David Cameron made that point with a letter from a long serving official. It revealed there had been hands-off instructions to immigration. Had the Home Office tried to deport foreign criminals, they would have claimed asylum and the Prime Minister's "crackdown on asylum" headlines would have been jeopardised. It's Blair to blame. It's absolutely Blair.

Cameron's hands were shaking as he let this salvo off. I'm not surprised. It's a great thing to have a prime minister at your mercy. But so formidable is Mr B that even a ridiculous argument forcefully delivered will do. His main argument was indeed so self-defeating, so intellectually empty it must have come from the Home Secretary (whose brain is very much smaller than its casing). Mr Cameron had pointed out that, after Mr Clarke had been alerted to the problem, the rate of prisoners being released went up. Why?

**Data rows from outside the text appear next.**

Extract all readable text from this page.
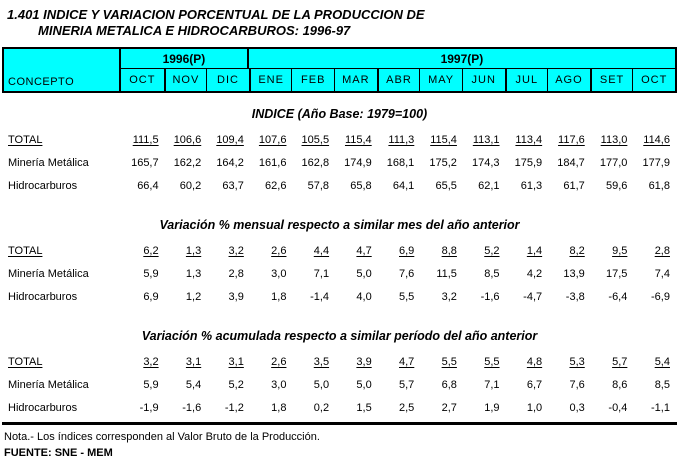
1.401 INDICE Y VARIACION PORCENTUAL DE LA PRODUCCION DE
MINERIA METALICA E HIDROCARBUROS: 1996-97
CONCEPTO
1996(P)	1997(P)
OCT	NOV	DIC	ENE	FEB	MAR	ABR	MAY	JUN	JUL	AGO	SET	OCT
INDICE (Año Base: 1979=100)
TOTAL	111,5	106,6	109,4	107,6	105,5	115,4	111,3	115,4	113,1	113,4	117,6	113,0	114,6
Minería Metálica	165,7	162,2	164,2	161,6	162,8	174,9	168,1	175,2	174,3	175,9	184,7	177,0	177,9
Hidrocarburos	66,4	60,2	63,7	62,6	57,8	65,8	64,1	65,5	62,1	61,3	61,7	59,6	61,8
Variación % mensual respecto a similar mes del año anterior
TOTAL	6,2	1,3	3,2	2,6	4,4	4,7	6,9	8,8	5,2	1,4	8,2	9,5	2,8
Minería Metálica	5,9	1,3	2,8	3,0	7,1	5,0	7,6	11,5	8,5	4,2	13,9	17,5	7,4
Hidrocarburos	6,9	1,2	3,9	1,8	-1,4	4,0	5,5	3,2	-1,6	-4,7	-3,8	-6,4	-6,9
Variación % acumulada respecto a similar período del año anterior
TOTAL	3,2	3,1	3,1	2,6	3,5	3,9	4,7	5,5	5,5	4,8	5,3	5,7	5,4
Minería Metálica	5,9	5,4	5,2	3,0	5,0	5,0	5,7	6,8	7,1	6,7	7,6	8,6	8,5
Hidrocarburos	-1,9	-1,6	-1,2	1,8	0,2	1,5	2,5	2,7	1,9	1,0	0,3	-0,4	-1,1
Nota.- Los índices corresponden al Valor Bruto de la Producción.
FUENTE: SNE - MEM
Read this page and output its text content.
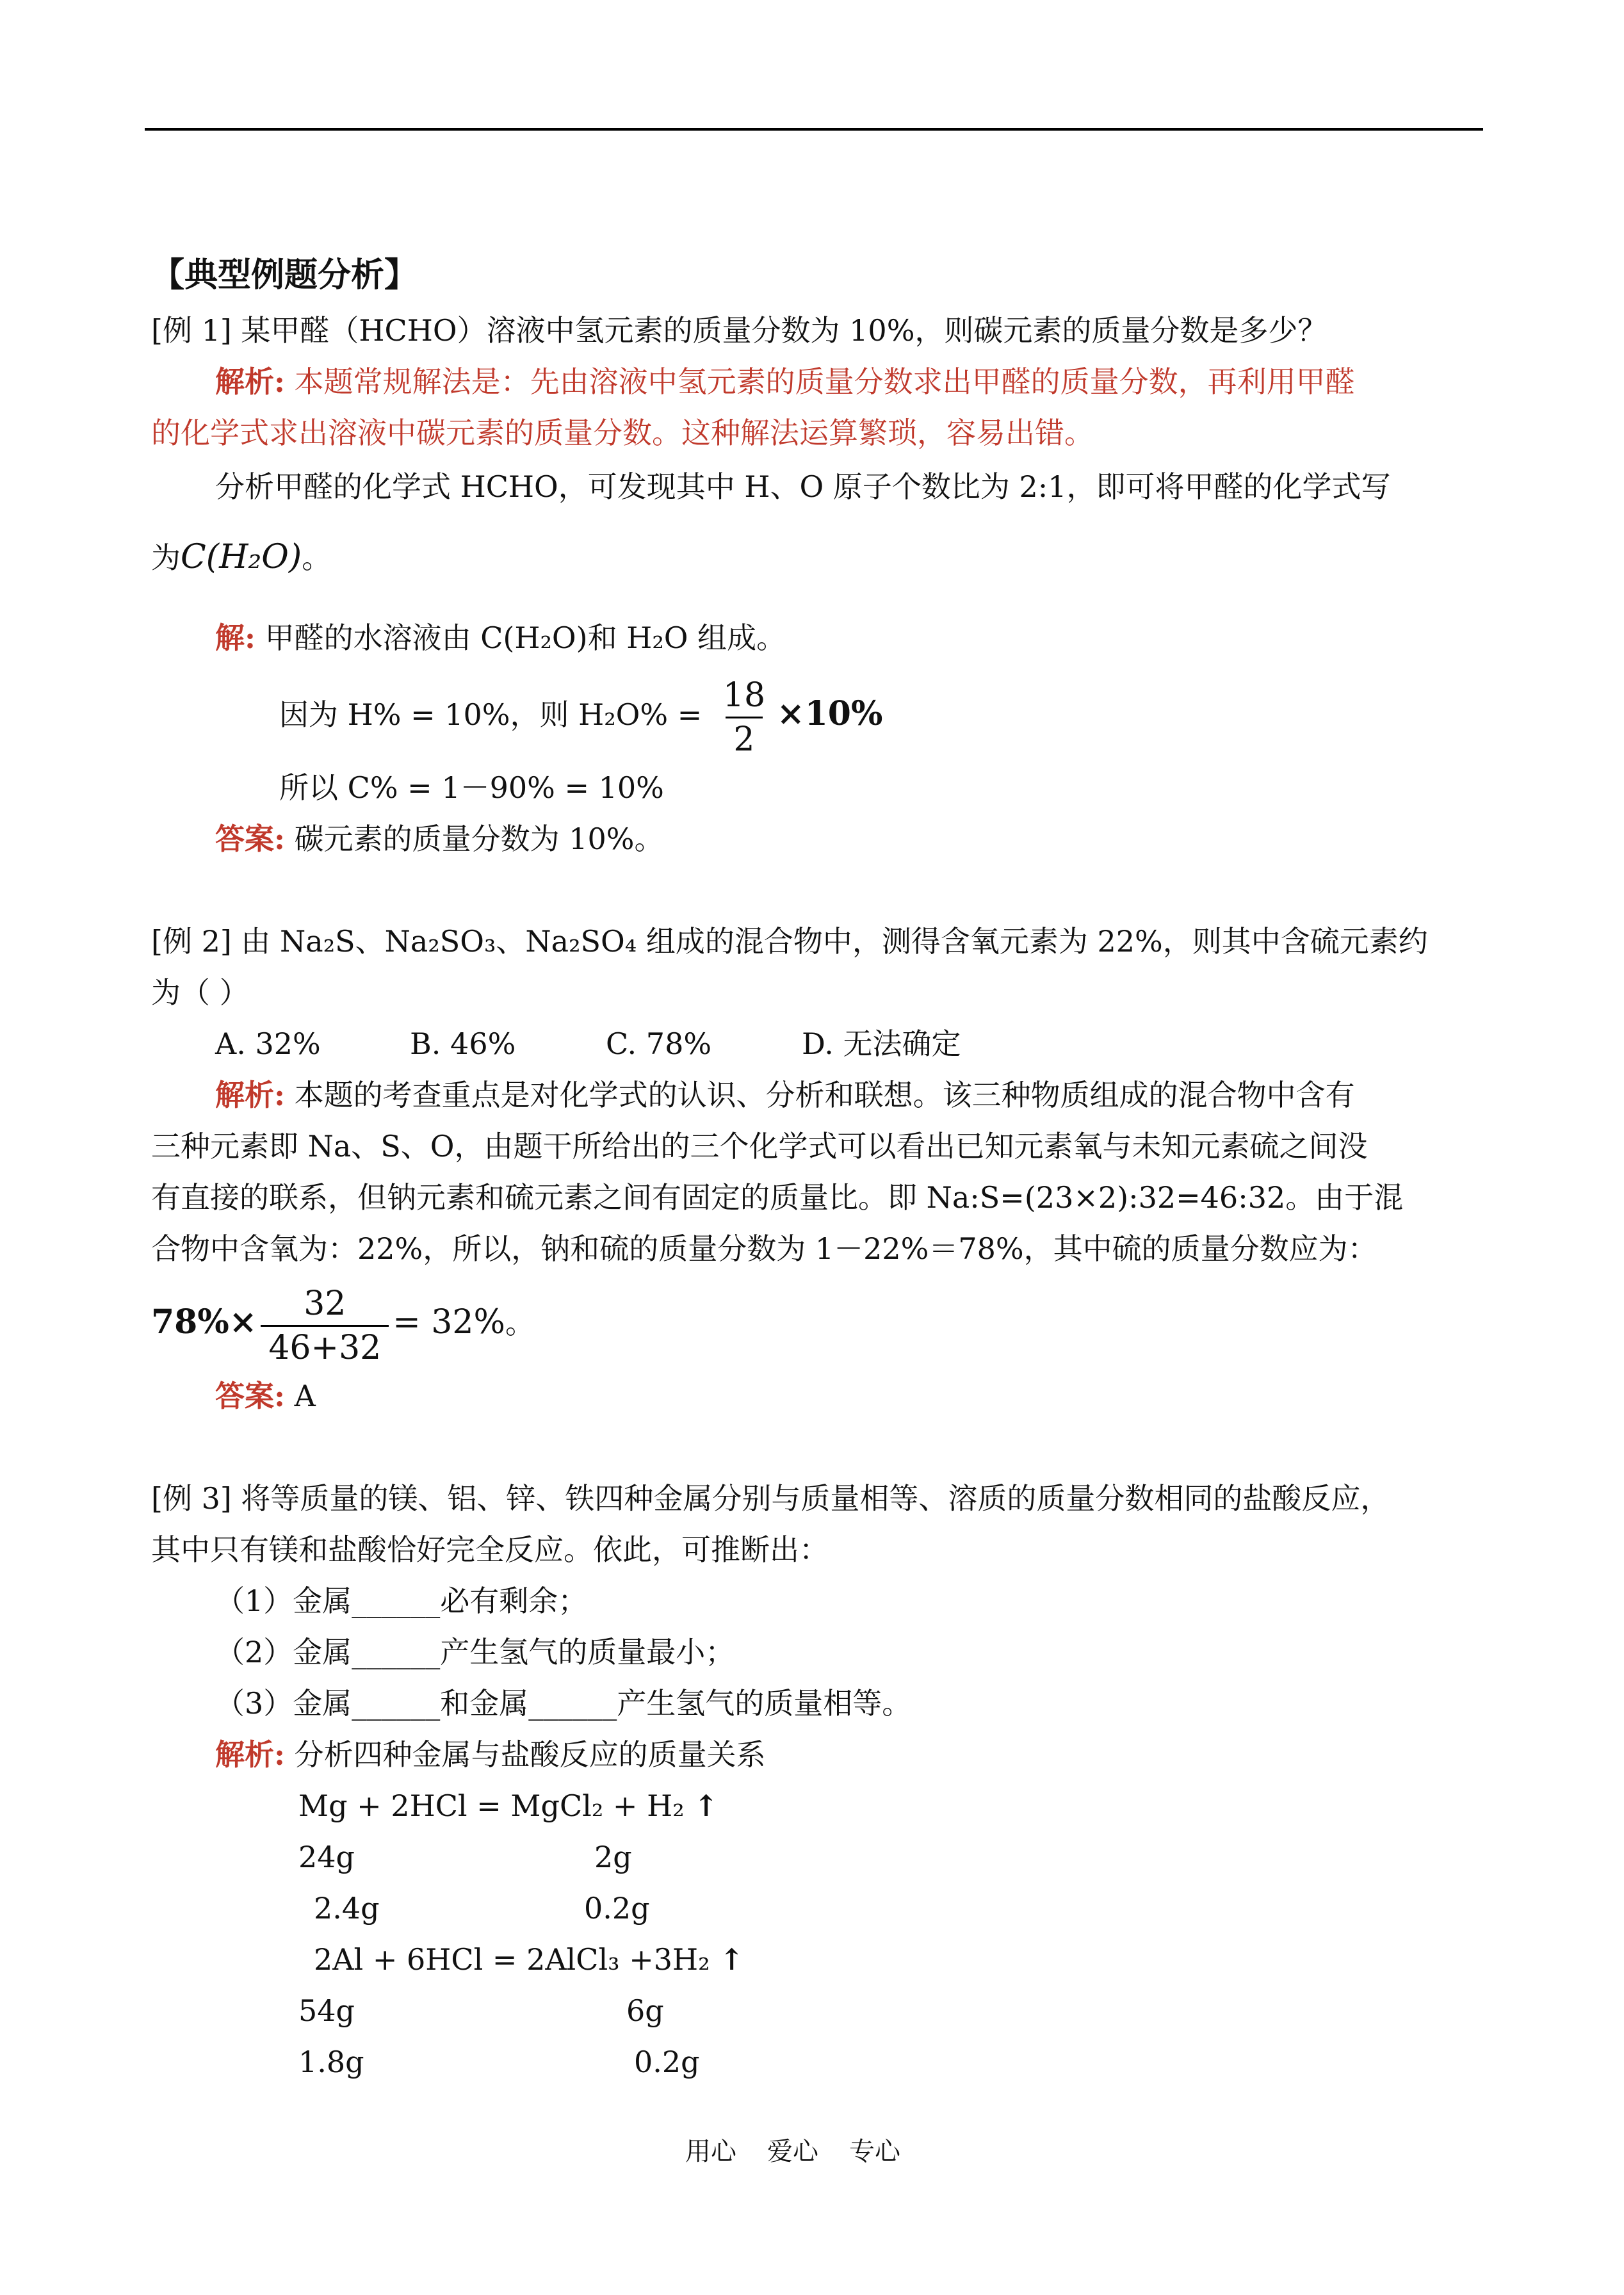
【典型例题分析】
[例 1] 某甲醛（HCHO）溶液中氢元素的质量分数为 10%，则碳元素的质量分数是多少？
解析: 本题常规解法是：先由溶液中氢元素的质量分数求出甲醛的质量分数，再利用甲醛
的化学式求出溶液中碳元素的质量分数。这种解法运算繁琐，容易出错。
分析甲醛的化学式 HCHO，可发现其中 H、O 原子个数比为 2:1，即可将甲醛的化学式写
为C(H₂O)。
解: 甲醛的水溶液由 C(H₂O)和 H₂O 组成。
因为 H% = 10%，则 $H_2O\% = \frac{18}{2} \times 10\%$
所以 C% = 1－90% = 10%
答案: 碳元素的质量分数为 10%。
[例 2] 由 Na₂S、Na₂SO₃、Na₂SO₄ 组成的混合物中，测得含氧元素为 22%，则其中含硫元素约
为（ ）
A. 32%	B. 46%	C. 78%	D. 无法确定
解析: 本题的考查重点是对化学式的认识、分析和联想。该三种物质组成的混合物中含有
三种元素即 Na、S、O，由题干所给出的三个化学式可以看出已知元素氧与未知元素硫之间没
有直接的联系，但钠元素和硫元素之间有固定的质量比。即 Na:S=(23×2):32=46:32。由于混
合物中含氧为：22%，所以，钠和硫的质量分数为 1－22%＝78%，其中硫的质量分数应为：
$78\%\times \frac{32}{46+32} = 32\%$。
答案: A
[例 3] 将等质量的镁、铝、锌、铁四种金属分别与质量相等、溶质的质量分数相同的盐酸反应，
其中只有镁和盐酸恰好完全反应。依此，可推断出：
（1）金属______必有剩余；
（2）金属______产生氢气的质量最小；
（3）金属______和金属______产生氢气的质量相等。
解析: 分析四种金属与盐酸反应的质量关系
Mg + 2HCl = MgCl₂ + H₂ ↑
24g	2g
2.4g	0.2g
2Al + 6HCl = 2AlCl₃ +3H₂ ↑
54g	6g
1.8g	0.2g
用心 爱心 专心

The PM replied that there was a very simple reason. After they had been alerted to the problem, they applied more resources to it which had inevitably revealed more problems. The more they worked at solving the problem the worse it became (and under the new code) the more important it was for the Home Secretary to stay in position.

Then there was more headline-grabbing. All foreigners convicted of an imprisonable offence were to be automatically deported. Shoplifting and Asbo-breaking, remember, are imprisonable offences. That's what was dispiriting about our nice young Prime Minister. His mistake is to be corrected by an even larger and even more horrible mistake.

David Davis made a couple of powerful points to Charles Clarke: "Why did he tell the press before he told the police?" The announcement alerted the released convicts to the need to disappear. And also that the Home Secretary didn't need any new legislation - he has all the powers he needs to deport any foreigner he liked under the 1971 Immigration Act.

Charles Clarke himself put on a brutal display of vigour. It suits him. But he contradicted the PM. From what he said, prisoners wouldn't automatically be deported. Michael Howard pointed that out. There's a thought. Maybe Michael Howard should take over as Home Secretary. No: too liberal for the standards of the day.